Modified MNIST, State-of-the-art exploration

Nothing is better suited for the task of image classification than the usage of neural network architectures that involve CNNs. The 2D-topological nature of pixels and high-dimensionality in images (i.e. (height,weight,colour channels)), make CNNs the most suitable and popular choice to build architectures~\cite{lec_15}. In this case, rather than the classical MNIST dataset, we had the opportunity to work with the Modified MNIST dataset, in which each image had three randomly placed handwritten digits, and the goal was to identify the biggest one. Placing our foundations on the idea of transfer learning, we built on state-of-the art models such as ResnetV2 , VGG, Xception and InceptionV3, which we trained on the freely available Google Colab's Tesla K80 GPU\cite{colabGPU}. In the end, we quickly realized that trained by training the whole network architectures from scratch yielded the best results. Hyperparameter tuning was a crucial part of the process, as we could observe how final accuracy, variability and convergence speed significantly changes based on different hyperparameter choices. In particular, a Dropout rate of 0.6 was the most adequate in our case. Perhaps not surprisingly, the usage of these architectures were able to learn significant feature parameters and performed quite well on such modified dataset.
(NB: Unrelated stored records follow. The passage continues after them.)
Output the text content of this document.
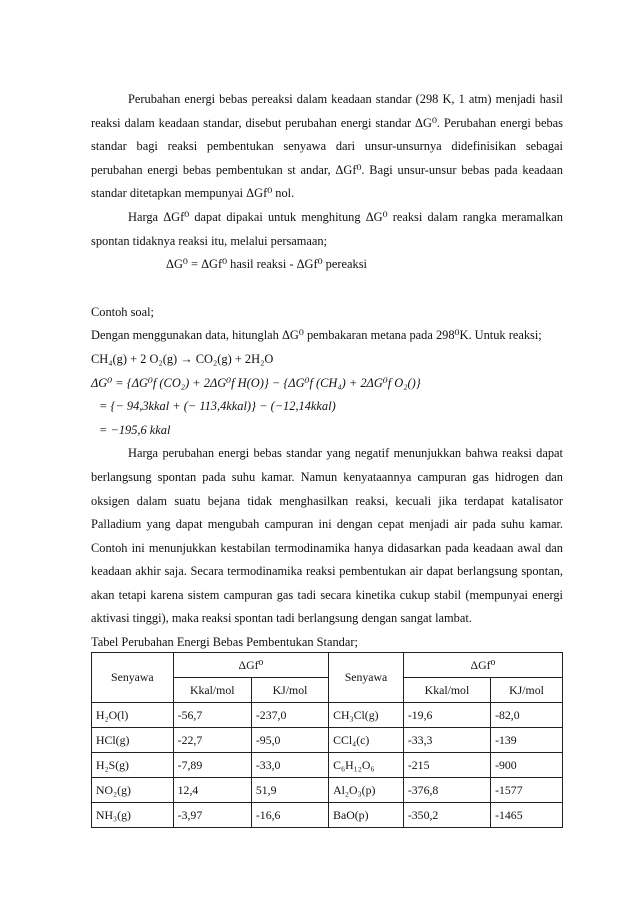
Perubahan energi bebas pereaksi dalam keadaan standar (298 K, 1 atm) menjadi hasil reaksi dalam keadaan standar, disebut perubahan energi standar ΔG⁰. Perubahan energi bebas standar bagi reaksi pembentukan senyawa dari unsur-unsurnya didefinisikan sebagai perubahan energi bebas pembentukan st andar, ΔGf⁰. Bagi unsur-unsur bebas pada keadaan standar ditetapkan mempunyai ΔGf⁰ nol.

Harga ΔGf⁰ dapat dipakai untuk menghitung ΔG⁰ reaksi dalam rangka meramalkan spontan tidaknya reaksi itu, melalui persamaan;

ΔG⁰ = ΔGf⁰ hasil reaksi - ΔGf⁰ pereaksi

Contoh soal;

Dengan menggunakan data, hitunglah ΔG⁰ pembakaran metana pada 298⁰K. Untuk reaksi;

CH₄(g) + 2 O₂(g) → CO₂(g) + 2H₂O

ΔG⁰ = {ΔG⁰f (CO₂) + 2ΔG⁰f H(O)} − {ΔG⁰f (CH₄) + 2ΔG⁰f O₂()}

= {− 94,3kkal + (− 113,4kkal)} − (−12,14kkal)

= −195,6 kkal

Harga perubahan energi bebas standar yang negatif menunjukkan bahwa reaksi dapat berlangsung spontan pada suhu kamar. Namun kenyataannya campuran gas hidrogen dan oksigen dalam suatu bejana tidak menghasilkan reaksi, kecuali jika terdapat katalisator Palladium yang dapat mengubah campuran ini dengan cepat menjadi air pada suhu kamar. Contoh ini menunjukkan kestabilan termodinamika hanya didasarkan pada keadaan awal dan keadaan akhir saja. Secara termodinamika reaksi pembentukan air dapat berlangsung spontan, akan tetapi karena sistem campuran gas tadi secara kinetika cukup stabil (mempunyai energi aktivasi tinggi), maka reaksi spontan tadi berlangsung dengan sangat lambat.

Tabel Perubahan Energi Bebas Pembentukan Standar;

Senyawa	ΔGf⁰		Senyawa	ΔGf⁰	
	Kkal/mol	KJ/mol		Kkal/mol	KJ/mol
H₂O(l)	-56,7	-237,0	CH₃Cl(g)	-19,6	-82,0
HCl(g)	-22,7	-95,0	CCl₄(c)	-33,3	-139
H₂S(g)	-7,89	-33,0	C₆H₁₂O₆	-215	-900
NO₂(g)	12,4	51,9	Al₂O₃(p)	-376,8	-1577
NH₃(g)	-3,97	-16,6	BaO(p)	-350,2	-1465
In the end, among the multiple models we tried, the Xception model yielded a local validation accuracy of 97.60% as well as a test accuracy of 97.83% on the Kaggle Competition, trained with Dropout=0.6 on 14 initial epochs with a batch size of 32, followed by two additional "boosting" epochs with increased batch sizes of 128 and 256, respectively.

Our paper:

https://drive.google.com/file/d/1U83h-mp98gqcPfC3Ixjb2D_T7xa-Og0r/view?usp=sharing

Reproducibility

With some basic effort, our models should be easily reproducible with the help of Google Colab. For this purpose, we suggest you upload the training datasets first to the Google drive and then link it. For instnace, below is the link to the notebook with which you can follow our steps the Modified MNIST classification challenge using the Xception model:

https://colab.research.google.com/drive/15nqNJPDeNn21UOdF0AVtOTNdfjDVOxIv

Note: The training an testing images dataset, as well as the training labels all together can be obtained from https://www.kaggle.com/c/modified-mnist/data
Similar notebooks are can be found under the best_models directory.

Models

During this project, we tried various state-of-the-art models described below, available through the keras.applications module of Tensorflow:

Xception
VGG16
InceptionV3
InceptionResNetV2
Resnet50v2
Resnet151v2
DenseNet201
NASNetLarge
ResNet152V2

We adapted, in each case, the top layer achitecture to our problem, and hypertuned parameters.The repo contains a folder named best-models, which contains our trained model notebooks and metrics for the best hyperparameter configurations for each model. See the paper for more details.